Missouri one of five states selected to work on new math options for some college degrees
Math Pathways project will develop alternatives to college algebra

Missouri is one of five states recently selected to participate in a national project to develop appropriate alternatives to college algebra. The Missouri Department of Higher Education and more than two dozen Missouri colleges and universities are involved in the three-year initiative.

Higher education officials say courses such as statistics or quantitative reasoning are more relevant than algebra for a number of degrees, such as business, English and history.

“College algebra is not always the ‘right’ math course for every student,” said Rusty Monhollon, the department’s assistant commissioner for academic affairs. “Students working toward a degree in a science, technology, engineering or math field need a strong foundation in algebra, but other options are more appropriate for a number of students, depending on their academic and vocational pursuits.”

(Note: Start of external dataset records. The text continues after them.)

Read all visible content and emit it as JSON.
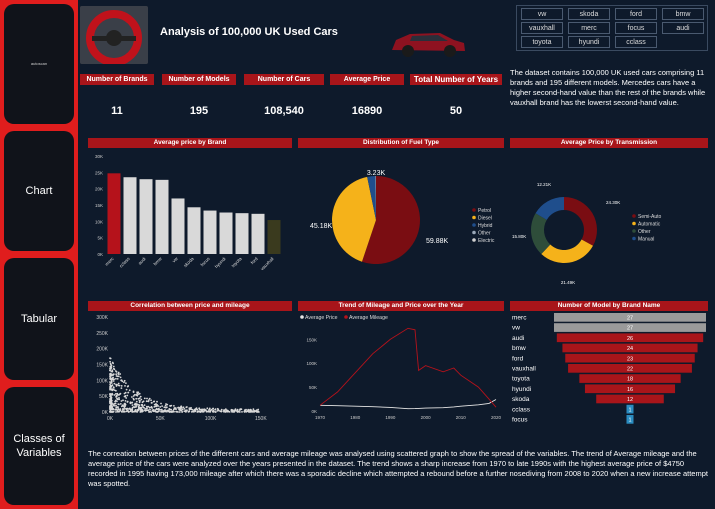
{
  "sidebar": {
    "logo_text": "autoscan",
    "items": [
      {
        "label": "Chart"
      },
      {
        "label": "Tabular"
      },
      {
        "label": "Classes of Variables"
      }
    ]
  },
  "header": {
    "title": "Analysis of 100,000 UK Used Cars"
  },
  "filters": [
    "vw",
    "skoda",
    "ford",
    "bmw",
    "vauxhall",
    "merc",
    "focus",
    "audi",
    "toyota",
    "hyundi",
    "cclass"
  ],
  "kpis": [
    {
      "label": "Number of Brands",
      "value": "11"
    },
    {
      "label": "Number of Models",
      "value": "195"
    },
    {
      "label": "Number of Cars",
      "value": "108,540"
    },
    {
      "label": "Average Price",
      "value": "16890"
    },
    {
      "label": "Total Number of Years",
      "value": "50"
    }
  ],
  "description": "The dataset contains 100,000 UK used cars comprising 11 brands and 195 different models. Mercedes cars have a higher second-hand value than the rest of the brands while vauxhall brand has the lowerst second-hand value.",
  "bottom_text": "The correation between prices of the different cars and average mileage was analysed using scattered graph to show the spread of the variables. The trend of Average mileage and the average price of the cars were analyzed over the years presented in the dataset.  The trend shows a sharp increase from 1970 to late 1990s with the highest average price of $4750 recorded in 1995 having 173,000 mileage after which there was a sporadic decline which attempted a rebound before a further nosediving from 2008 to 2020 when  a new increase attempt was spotted.",
  "colors": {
    "accent": "#a8151a",
    "background": "#0e1a2b",
    "sidebar": "#e01d1d"
  },
  "chart_data": [
    {
      "type": "bar",
      "title": "Average price by Brand",
      "categories": [
        "merc",
        "cclass",
        "audi",
        "bmw",
        "vw",
        "skoda",
        "focus",
        "hyundi",
        "toyota",
        "ford",
        "vauxhall"
      ],
      "values": [
        24700,
        23500,
        22900,
        22700,
        17000,
        14300,
        13300,
        12700,
        12500,
        12300,
        10400
      ],
      "yticks": [
        "0K",
        "5K",
        "10K",
        "15K",
        "20K",
        "25K",
        "30K"
      ],
      "ylim": [
        0,
        30000
      ],
      "colors": [
        "#b5121b",
        "#d9d9d9",
        "#d9d9d9",
        "#d9d9d9",
        "#d9d9d9",
        "#d9d9d9",
        "#d9d9d9",
        "#d9d9d9",
        "#d9d9d9",
        "#d9d9d9",
        "#3a3a1e"
      ]
    },
    {
      "type": "pie",
      "title": "Distribution of Fuel Type",
      "slices": [
        {
          "name": "Petrol",
          "value": 59.88,
          "label": "59.88K",
          "color": "#7a0d12"
        },
        {
          "name": "Diesel",
          "value": 45.18,
          "label": "45.18K",
          "color": "#f5b21a"
        },
        {
          "name": "Hybrid",
          "value": 3.23,
          "label": "3.23K",
          "color": "#1f4e8c"
        },
        {
          "name": "Other",
          "value": 0.25,
          "label": "",
          "color": "#9aa8b8"
        },
        {
          "name": "Electric",
          "value": 0.01,
          "label": "",
          "color": "#d0d0d0"
        }
      ],
      "legend_position": "right"
    },
    {
      "type": "pie",
      "title": "Average Price by Transmission",
      "donut": true,
      "slices": [
        {
          "name": "Semi-Auto",
          "value": 24.3,
          "label": "24.30K",
          "color": "#7a0d12"
        },
        {
          "name": "Automatic",
          "value": 21.49,
          "label": "21.49K",
          "color": "#f5b21a"
        },
        {
          "name": "Other",
          "value": 15.8,
          "label": "15.80K",
          "color": "#2e4d3a"
        },
        {
          "name": "Manual",
          "value": 12.21,
          "label": "12.21K",
          "color": "#1f4e8c"
        }
      ],
      "legend_position": "right"
    },
    {
      "type": "scatter",
      "title": "Correlation between price and mileage",
      "xticks": [
        "0K",
        "50K",
        "100K",
        "150K"
      ],
      "yticks": [
        "0K",
        "50K",
        "100K",
        "150K",
        "200K",
        "250K",
        "300K"
      ],
      "xlim": [
        0,
        175000
      ],
      "ylim": [
        0,
        300000
      ]
    },
    {
      "type": "line",
      "title": "Trend of Mileage and Price over the Year",
      "series": [
        {
          "name": "Average Price",
          "color": "#e6e6e6",
          "x": [
            1970,
            1975,
            1980,
            1985,
            1990,
            1995,
            1997,
            1998,
            2000,
            2005,
            2008,
            2010,
            2015,
            2018,
            2020
          ],
          "values": [
            12000,
            11000,
            10000,
            9000,
            7500,
            4750,
            5000,
            5500,
            6000,
            7000,
            8500,
            10000,
            13000,
            16000,
            24000
          ]
        },
        {
          "name": "Average Mileage",
          "color": "#b5121b",
          "x": [
            1970,
            1975,
            1980,
            1985,
            1990,
            1995,
            1997,
            1998,
            2000,
            2005,
            2008,
            2010,
            2015,
            2018,
            2020
          ],
          "values": [
            12000,
            40000,
            80000,
            120000,
            150000,
            173000,
            170000,
            85000,
            95000,
            82000,
            90000,
            75000,
            50000,
            25000,
            8000
          ]
        }
      ],
      "xticks": [
        "1970",
        "1980",
        "1990",
        "2000",
        "2010",
        "2020"
      ],
      "yticks": [
        "0K",
        "50K",
        "100K",
        "150K"
      ],
      "xlim": [
        1970,
        2020
      ],
      "ylim": [
        0,
        180000
      ]
    },
    {
      "type": "bar",
      "title": "Number of Model by Brand Name",
      "orientation": "funnel",
      "categories": [
        "merc",
        "vw",
        "audi",
        "bmw",
        "ford",
        "vauxhall",
        "toyota",
        "hyundi",
        "skoda",
        "cclass",
        "focus"
      ],
      "values": [
        27,
        27,
        26,
        24,
        23,
        22,
        18,
        16,
        12,
        1,
        1
      ]
    }
  ]
}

Eliminating the algebra requirement for certain degrees is expected to help improve college completion rates. Some students attempt college algebra several times before passing the course, spending extra time and money on a class that may not benefit them as much as another type of mathematics.

Missouri’s state team will consist of officials from Moberly Area Community College, Northwest Missouri State University, the University of Missouri and MDHE when the New Math Pathways project begins Feb. 1-3. The project is an initiative of the highly respected Charles A. Dana Center at the University of Texas at Austin. Other states chosen to participate in the project include Michigan, Oklahoma, Washington and Arkansas.

 “This initiative is based on the work of practicing mathematicians and their desire to improve the quality of mathematics education in the state and the nation,” Monhollon said. “We’re not looking to make math courses easier. We want them to be more relevant to each student’s field of study and more appropriate for the 21st century economy.”

Monhollon said even though some colleges and universities in Missouri offer other courses that fulfill the math requirement for certain degrees, many students continue to take algebra. The students are concerned that alternative math courses won’t meet the math requirement at other colleges, should they decide to transfer to a different school.

In June 2015, Missouri’s Coordinating Board for Higher Education approved a new report calling for the development of alternative math courses at Missouri’s colleges and universities. The report also directs the department to create a process for collecting information to determine the success of the alternative courses and establish statewide agreements to ensure the transfer of math courses from one higher education institution in the state to another.

The department hosted Mathematics Summits in 2014 and 2015 to begin work on developing new math courses for Missouri students. The events were attended by several hundred administrators and math faculty from colleges and universities across the state.